Investors have pulled money out of UK assets at the fastest rate since the financial crisis as they brace for the potential shock of a Brexit vote.

Some £65bn of cash was taken out of the country or converted into other currencies in the two months to April, according to Bank of England figures.

Experts said that the pullback confirmed that money managers were taking the June 23 referendum seriously, and were prepared to take funds out of the UK entirely.

The two month move is the greatest witnessed since early 2009, as the UK was gripped by the global financial crisis.

Alongside a steady depreciation in the pound, around half of which the Bank has attributed to Brexit concerns, the removal of capital revealed by the data are the first signs that investors are worried about the impact of the vote. 

City voices have made clear that fund managers are likely to try to “sit out” the month of June, as they reposition away from sterling assets, and park their cash in investments in other parts of the world.

The two month move was the greatest since 2009
The two month move was the greatest since 2009

In March alone, this repositioning contributed to the departure of £59bn from UK assets and currency.

A total of £77bn left the sterling system in the half year to April, according to the Bank statistics, which were first reported by Sky News, compared with a £2bn drop in the preceding six months.

The news follows sterling's move at the start of week, when the currency's volatility increased to levels also not seen since the financial crisis, as the pound fell against the dollar and the euro.

Earlier on Tuesday, Roberto Azevedo, head of the World Trade Organisation, joined a chorus of international figures, including Bank Governor Mark Carney and International Monetary Fund (IMF) chief Christine Lagarde, who have said that a British exit from the EU would have damaging economic consequences.

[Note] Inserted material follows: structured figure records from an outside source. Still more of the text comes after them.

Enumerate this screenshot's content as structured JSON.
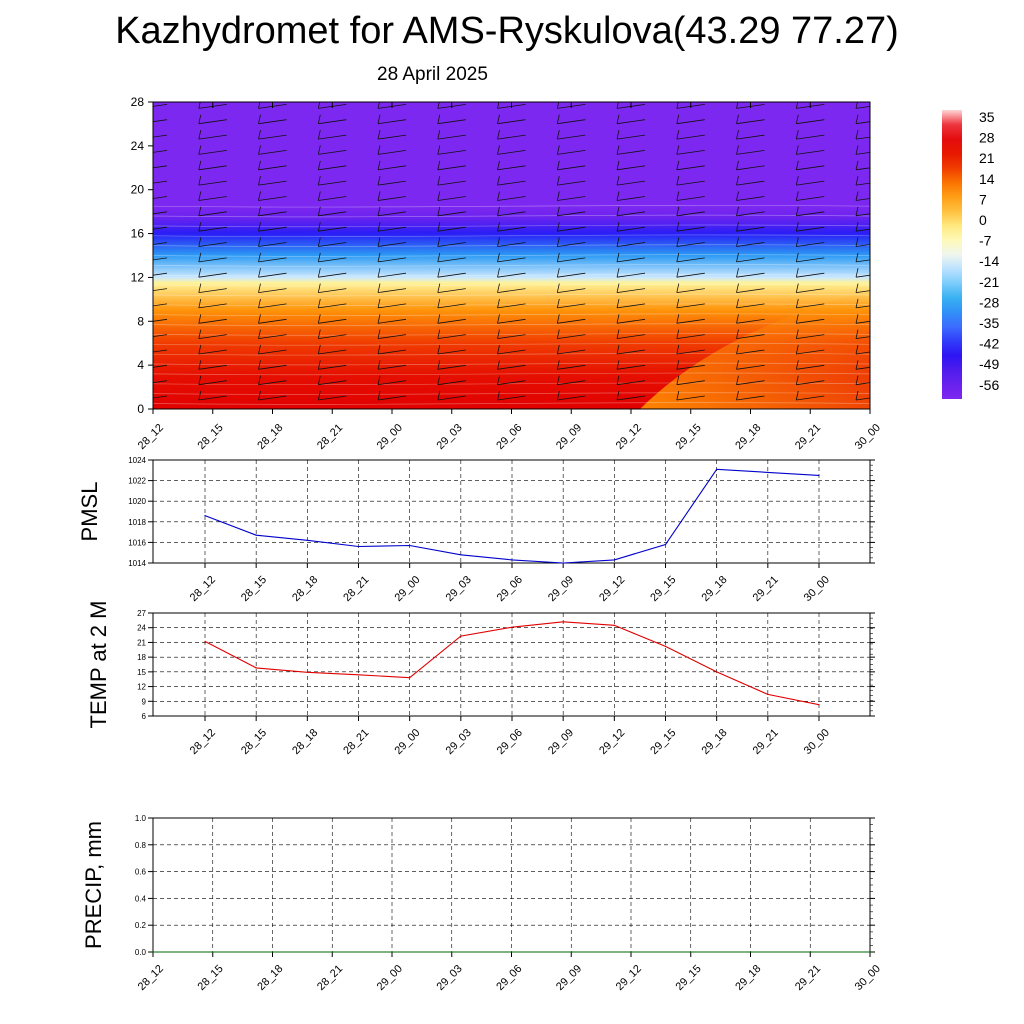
{
  "title": "Kazhydromet for AMS-Ryskulova(43.29 77.27)",
  "subtitle": "28 April 2025",
  "time_labels": [
    "28_12",
    "28_15",
    "28_18",
    "28_21",
    "29_00",
    "29_03",
    "29_06",
    "29_09",
    "29_12",
    "29_15",
    "29_18",
    "29_21",
    "30_00"
  ],
  "chart_data": [
    {
      "type": "heatmap",
      "title": "",
      "ylabel": "",
      "x": [
        "28_12",
        "28_15",
        "28_18",
        "28_21",
        "29_00",
        "29_03",
        "29_06",
        "29_09",
        "29_12",
        "29_15",
        "29_18",
        "29_21",
        "30_00"
      ],
      "yticks": [
        0,
        4,
        8,
        12,
        16,
        20,
        24,
        28
      ],
      "ylim": [
        0,
        28
      ],
      "colorbar_labels": [
        "35",
        "28",
        "21",
        "14",
        "7",
        "0",
        "-7",
        "-14",
        "-21",
        "-28",
        "-35",
        "-42",
        "-49",
        "-56"
      ],
      "colorbar_values": [
        35,
        28,
        21,
        14,
        7,
        0,
        -7,
        -14,
        -21,
        -28,
        -35,
        -42,
        -49,
        -56
      ],
      "profile_levels": [
        0,
        3,
        6,
        9,
        11.5,
        12,
        14,
        16,
        17.5,
        18.5,
        19,
        28
      ],
      "profile_temps": [
        24,
        22,
        16,
        8,
        -5,
        -16,
        -30,
        -44,
        -56,
        -60,
        -60,
        -60
      ],
      "wind_barbs": true
    },
    {
      "type": "line",
      "ylabel": "PMSL",
      "x": [
        "28_12",
        "28_15",
        "28_18",
        "28_21",
        "29_00",
        "29_03",
        "29_06",
        "29_09",
        "29_12",
        "29_15",
        "29_18",
        "29_21",
        "30_00"
      ],
      "yticks": [
        1014,
        1016,
        1018,
        1020,
        1022,
        1024
      ],
      "ylim": [
        1014,
        1024
      ],
      "grid": true,
      "series": [
        {
          "color": "#0000cc",
          "values": [
            1018.6,
            1016.7,
            1016.2,
            1015.6,
            1015.7,
            1014.8,
            1014.3,
            1014.0,
            1014.3,
            1015.8,
            1023.1,
            1022.8,
            1022.5
          ]
        }
      ]
    },
    {
      "type": "line",
      "ylabel": "TEMP at 2 M",
      "x": [
        "28_12",
        "28_15",
        "28_18",
        "28_21",
        "29_00",
        "29_03",
        "29_06",
        "29_09",
        "29_12",
        "29_15",
        "29_18",
        "29_21",
        "30_00"
      ],
      "yticks": [
        6,
        9,
        12,
        15,
        18,
        21,
        24,
        27
      ],
      "ylim": [
        6,
        27
      ],
      "grid": true,
      "series": [
        {
          "color": "#e00000",
          "values": [
            21.2,
            15.8,
            14.9,
            14.4,
            13.8,
            22.3,
            24.1,
            25.2,
            24.5,
            20.2,
            15.0,
            10.4,
            8.3
          ]
        }
      ]
    },
    {
      "type": "line",
      "ylabel": "PRECIP, mm",
      "x": [
        "28_12",
        "28_15",
        "28_18",
        "28_21",
        "29_00",
        "29_03",
        "29_06",
        "29_09",
        "29_12",
        "29_15",
        "29_18",
        "29_21",
        "30_00"
      ],
      "yticks": [
        "0.0",
        "0.2",
        "0.4",
        "0.6",
        "0.8",
        "1.0"
      ],
      "ylim": [
        0,
        1
      ],
      "grid": true,
      "series": [
        {
          "color": "#006400",
          "values": [
            0,
            0,
            0,
            0,
            0,
            0,
            0,
            0,
            0,
            0,
            0,
            0,
            0
          ]
        }
      ]
    }
  ]
}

Two polls published on Tuesday show Britons narrowly favour remaining in the EU, in contrast to surveys released on Monday which showed the campaign for Brexit ahead.

Such divergent polls have made it difficult to predict the outcome of the vote on June 23 on whether Britain should remain part of the EU, a choice with far-reaching consequences for politics, the economy, defence, diplomacy and trade.

Trade is at the heart of the EU referendum debate
Trade is at the heart of the EU referendum debate

"While trade would continue, it could be on worse terms," Mr Azevedo said of a vote to leave the EU.

"Most likely, it would cost more for the UK to trade with the same markets - therefore damaging the competitiveness of UK companies," Azevedo said in a prepared text of his speech.

Britain gets preferential export terms for 60 percent of the goods it sells abroad -- including the 47pc of its exports that go to the EU and the 13 percent that go to other countries with EU trade deals.

"The implication is that UK exporters would risk having to pay up to £5.6 billion each year in duty on their exports."

Azevedo has already said that Britain would have to renegotiate its relationship with the rest of the World Trade Organization, which could take years or decades, and he reiterated that it would not be a simple job.

"Key aspects of the EU's terms of trade could not simply be cut and pasted for the UK," he said.